Driving the Park
There are five park entrances that allow access to the park from Wyoming, Idaho and Montana. I entered the park from the east entrance and stopped at the Lake Village Visitor Center. I spoke with the ranger there who gave me some great information on driving the park. The map they give for free (which can be found below this post) is broken into section, separated by major junctions. Each segment on the map takes roughly 30 minutes to drive without stopping and without slow traffic. There is a lot of road construction heading toward the south entrance from old faithful so this section takes much longer to drive.
I recommend doing old faithful early in the morning since the viewing area is not covered and it can be very hot in the middle of the day. At the moment she is going off every hour but when I was here 12 years ago it was going off roughly every thirty minutes; check with the ranger about timing. As soon as old faithful is done everyone makes a run for his or her car, which is a lot of people all tying to get out ONE exit. If you aren't in a hurry (which you shouldn't be because your on vacation) I would just sit for a few minutes and let it clear out. Check out the visitor center, general store and grab a drink or an ice cream.
After you enter the mud volcano area and park you will want to walk to the far left of the parking lot. Start your walk on the furthest boardwalk, rather than the boardwalk to the right. Taking the left route will loop you back to the parking lot in a counterclockwise direction. If you decide to take the clockwise approach be prepared to walk up a steep incline. This area has a very distinct sulfur smell, which is originating from the hydrothermal areas on the trail. You will know you are in the right area when you smell that.
Norris Geyser Basin
This basin is considered to be the hottest location in Yellowstone. There are roughly 2.25 miles of trails that you can explore. On those trails you can see the tallest active geyser in the world and colorful hot springs that house some the on the most extreme microscopic organisms on the planet. Since this area is so active be sure to stay on the paths. You will know you are in the right place when you hear the hissing of geysers and smell the pungent odor being emitted.
The petrified tree is easy to get to. You can park your car at the boardwalk entrance and walk a very short distance to the tree. It is gated to make sure it stays in pristine condition. The tree was trapped during landslides that happened over 50 million years ago. There is a picture at the base of the tree that shows what the area looked like in 1907. You will see there used to be two trees but over time people collected wood chips from the tree which ultimately lead to its destruction.
Mammoth Hot Springs
This area houses a handful of intricate hot springs that are covered with different colors due to calcium carbonate deposition and algae that live in the warm water pools. This algae can make the area brown, orange, red and green. The area has a boardwalk with stairs that loop back around to the parking lot. You can also drive to the top if you do not want to walk.
This area was named after the Sheepeater Indians, which lived in the park area. The cliff has hexagonal stacks that make it very unique. The cliff was made from lava deposition during a basaltic flood over 500,000 years ago.
Tower fall is one of the parks most popular waterfall areas standing at 132 feet high. You can take a short hike down to a viewing platform that is located behind the general store, which will put you above the waterfall, looking out at it. From there you can walk down a steep 0.5-mile path to the base of the waterfall. This area can be slippery and many parts drop off so I highly recommended wearing shoes with good tread. If you make the journey down you will hike up the same path that you took going down.
Lamar (Yellowstone Association Institute)
Lamar is one of my favorite places in the park. It is where I saw the most animals and seemed to have a much calmer pace to it; not as many cars rushing by. Heading out to the Lamar Valley is a must, especially if you want to have a close-up encounter with some bison. These giant animals graze right next to the road and more often then not are blocking traffic or walking right next to your car.

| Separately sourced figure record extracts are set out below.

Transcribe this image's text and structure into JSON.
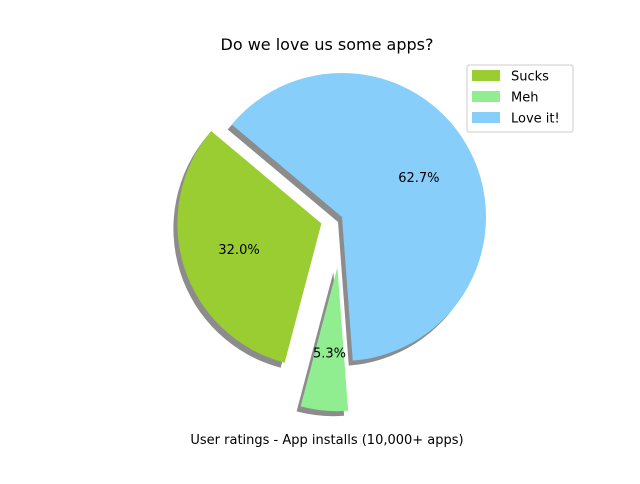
{
  "chart_data": {
    "type": "pie",
    "title": "Do we love us some apps?",
    "xlabel": "User ratings - App installs (10,000+ apps)",
    "legend_position": "top-right",
    "shadow": true,
    "slices": [
      {
        "label": "Sucks",
        "value": 32.0,
        "pct_label": "32.0%",
        "color": "#9acd32",
        "explode": 0.15
      },
      {
        "label": "Meh",
        "value": 5.3,
        "pct_label": "5.3%",
        "color": "#90ee90",
        "explode": 0.35
      },
      {
        "label": "Love it!",
        "value": 62.7,
        "pct_label": "62.7%",
        "color": "#87cefa",
        "explode": 0.0
      }
    ]
  }
}
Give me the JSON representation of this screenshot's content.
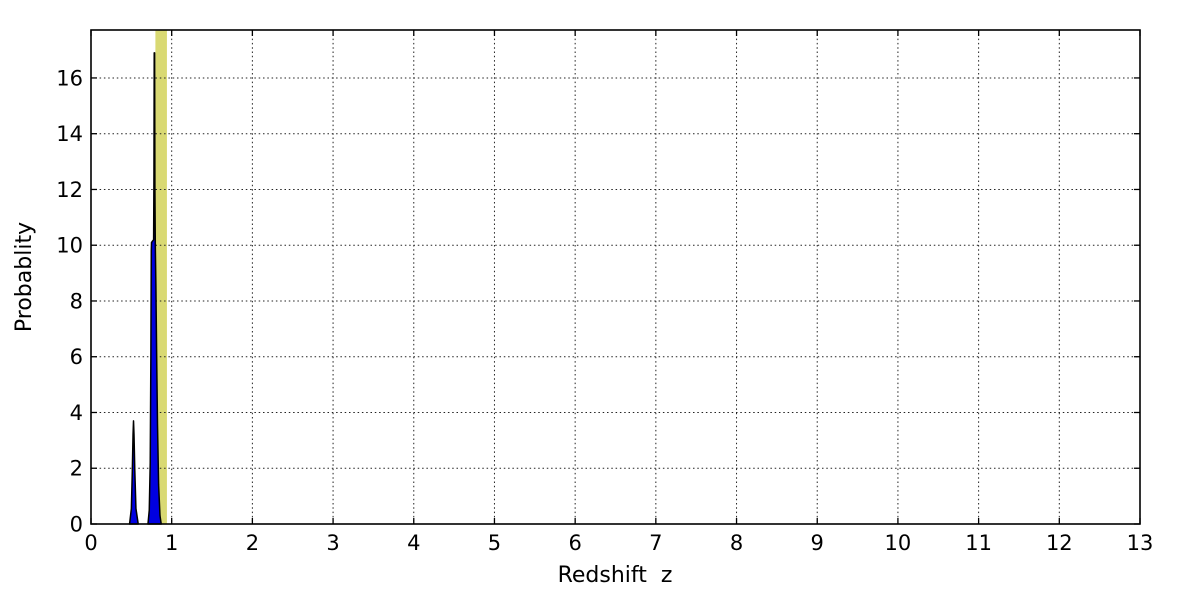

Make sure to get an epic selfie with these awesome giants! Be on the look out for wolves here. If you are really lucky you may get to see the lamar pack.
Camping and Lodging
Camping and Lodging in the National Park
Campsites and lodges fill up very fast here, especially in the summer. If you want to stay in the park be sure to reserve campsites and hotel rooms early. Since this trip was a last minute thought my friend and I were unable to stay in the park since everything and I mean EVERYTHING was booked. I even spoke with a ranger about sleeping in the car, inside the park, in one of the side road pullouts. They give tickets if they find you sleeping overnight so head out to one of the national forests to sleep if you need to.
Camping in the National Forest
We decided to head out the Northwest entrance towards Cooke City since we were up that way checking out the bison. We headed into the National Forest where we found an available campsite. You can camp anywhere in the national forest except for the red area in the picture below due to a high level of grizzly bear activity. The campsites within this area are for hard sided vehicles only. There is no tent camping. I spent the night sleeping in the back of my car, which worked out really well. If you camp outside of this "hot zone" you can tent camp. Just be bear aware and make sure to properly store food and cosmetic items.